Servire - C. AUGRAIN e M.-F. LACAN: SERVIRE DIO SERVENDO GLI UOMINI - Gesù ricorre agli stessi termini della legge e dei profeti (M t 4, 10; 9, 13) per ricordare che il servizio di Dio esclude ogni altro culto e che, in ragione dell’amore che lo ispira, dev’essere integrale. Precisa il nome del rivale che può creare ostacolo a questo servizio: il denaro, il cui servizio rende ingiusti (Lc 16,9), ed il cui amore l’apostolo, eco del maestro, dirà che è un culto idolatrico (Ef 5,5). Bisogna scegliere: «Nessuno può servire a due padroni ... non potete servire a Dio e al denaro» (Mt 6,24 par.). Se si ama l’uno, si avrà odio e disprezzo per l’altro.
Perciò la rinuncia alle ricchezze è necessaria a chi vuole seguire Gesù, servo di Dio (Mt 19,21).
1. Il servizio di Gesù. - Inviato da Dio per coronare l’opera dei servi del Vecchio Testamento (Mt 21,33... par.), il Figlio diletto viene a servire.
Fin dall’infanzia afferma che deve occuparsi delle cose del Padre suo (Lc 2,49). Il corso di tutta la sua vita sta sotto il segno di un «bisogna» che esprime la sua dipendenza ineluttabile dalla volontà del Padre (Mt 16,21 par.; Le 24,26); ma, dietro questa necessità del servizio che lo conduce alla croce, Gesù rivela l’amore che, solo, gli dà la sua dignità ed il suo valore: «Bisogna che il mondo sappia che io amo il Padre e che agisco come il Padre mi ha ordinato» (Gv 14,30).
Servendo Dio, Gesù salva gli uomini di cui ripara il rifiuto di servire, e rivela loro come il Padre vuole essere servito: vuole che essi si dedichino al servizio dei loro fratelli come ha fatto Gesù stesso, loro Signore e maestro: «II figlio dell’uomo non è venuto per essere servito. ma per servire e dare la sua vita» (Mc 10.45 par.): «Io vi ho dato l’esempio ... il servo non è maggiore del padrone» (Gv 13, 15 s): «Io sono in mezzo a voi come colui che serve» (Lc 22,27).
2. La grandezza del servizio cristiano - I servi di Cristo sono anzitutto i servi della parola (Atti 6,4; Lc 1,2), coloro che annunciano il vangelo, compiendo così un servizio sacro (Rom 15,16; Col 1,23; Fil 2,22), «in tutta umiltà», e, se occorre, «nelle lacrime ed in mezzo alle prove» (Atti 20.19).
Quanto a coloro che servono la comunità, su immagine dei Sette scelti dagli apostoli (Atti 6,1-4), Paolo insegna loro a quali con. dizioni questo servizio sarà degno del Signore (Rom 12,7.9-13). D’altronde, tutti i cristiani per mezzo del battesimo sono passati dal servizio del peccato e della legge, che era una schiavitù, al servizio della giustizia e di Cristo, che è la libertà (Gv 8,31-36; Rom 6-7; cfr. 1Cor 7,22; Ef 6,6). Essi servono Dio come figli e non come schiavi (Gal 4), perché lo servono nella novità dello spirito (Rom 7,6). La grazia, che li ha fatti passare dalla condizione di servi a quelli di amici di Cristo (Gv 15,15), permette loro di servire cosi fedelmente il loro Signore da essere certi di partecipare alla sua gioia (Mt 25,14-23; Gv 15,10s).

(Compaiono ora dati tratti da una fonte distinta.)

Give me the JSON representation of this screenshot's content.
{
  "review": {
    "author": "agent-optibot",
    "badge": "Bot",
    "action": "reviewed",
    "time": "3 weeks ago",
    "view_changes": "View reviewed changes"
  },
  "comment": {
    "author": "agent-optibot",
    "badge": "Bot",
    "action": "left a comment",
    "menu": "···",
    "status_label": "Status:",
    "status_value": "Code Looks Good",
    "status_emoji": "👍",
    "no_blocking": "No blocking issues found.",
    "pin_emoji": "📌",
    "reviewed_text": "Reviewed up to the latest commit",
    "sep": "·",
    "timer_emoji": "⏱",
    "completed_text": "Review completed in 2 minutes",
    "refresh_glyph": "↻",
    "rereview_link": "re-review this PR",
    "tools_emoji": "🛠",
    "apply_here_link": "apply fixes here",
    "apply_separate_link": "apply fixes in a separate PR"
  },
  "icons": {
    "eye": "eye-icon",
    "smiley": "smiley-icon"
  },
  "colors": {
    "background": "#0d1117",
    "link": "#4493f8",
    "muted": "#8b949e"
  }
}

Bibbia di Navarra (I Quattro Vangeli): Il nostro atteggiamento deve essere analogo a quello di Cristo: servire Dio e gli altri con visione assolutamente soprannaturale, senza nulla attendersi a compenso del nostro servizio; servire perfino chi non gradisce il servizio che gli viene prestato. Questo atteggiamento cristiano entrerà certamente in conflitto con i criteri umani. Tuttavia l’orgoglio del cristiano, che si riconosce in Cristo, consisterà appunto nel servire. Servendo gli altri, il cristiano partecipa della missione di Cristo e attinge così la sua dignità vera: «Questa dignità si esprime nella disponibilità a servire, secondo l’esempio di Cristo, che “non è venuto per essere servito, ma per servire”. Se dunque alla luce di questo atteggiamento di Cristo si può veramente “regnare” soltanto “servendo”, in pari tempo il “servire” esige una tale maturità spirituale che bisogna proprio definirlo un “regnare”. Per poter degnamente ed efficacemente servire gli altri, bisogna saper dominare se stessi, bisogna possedere le virtù che rendano pos­sibile questo dominio» (Redemptor hominis, n. 21). 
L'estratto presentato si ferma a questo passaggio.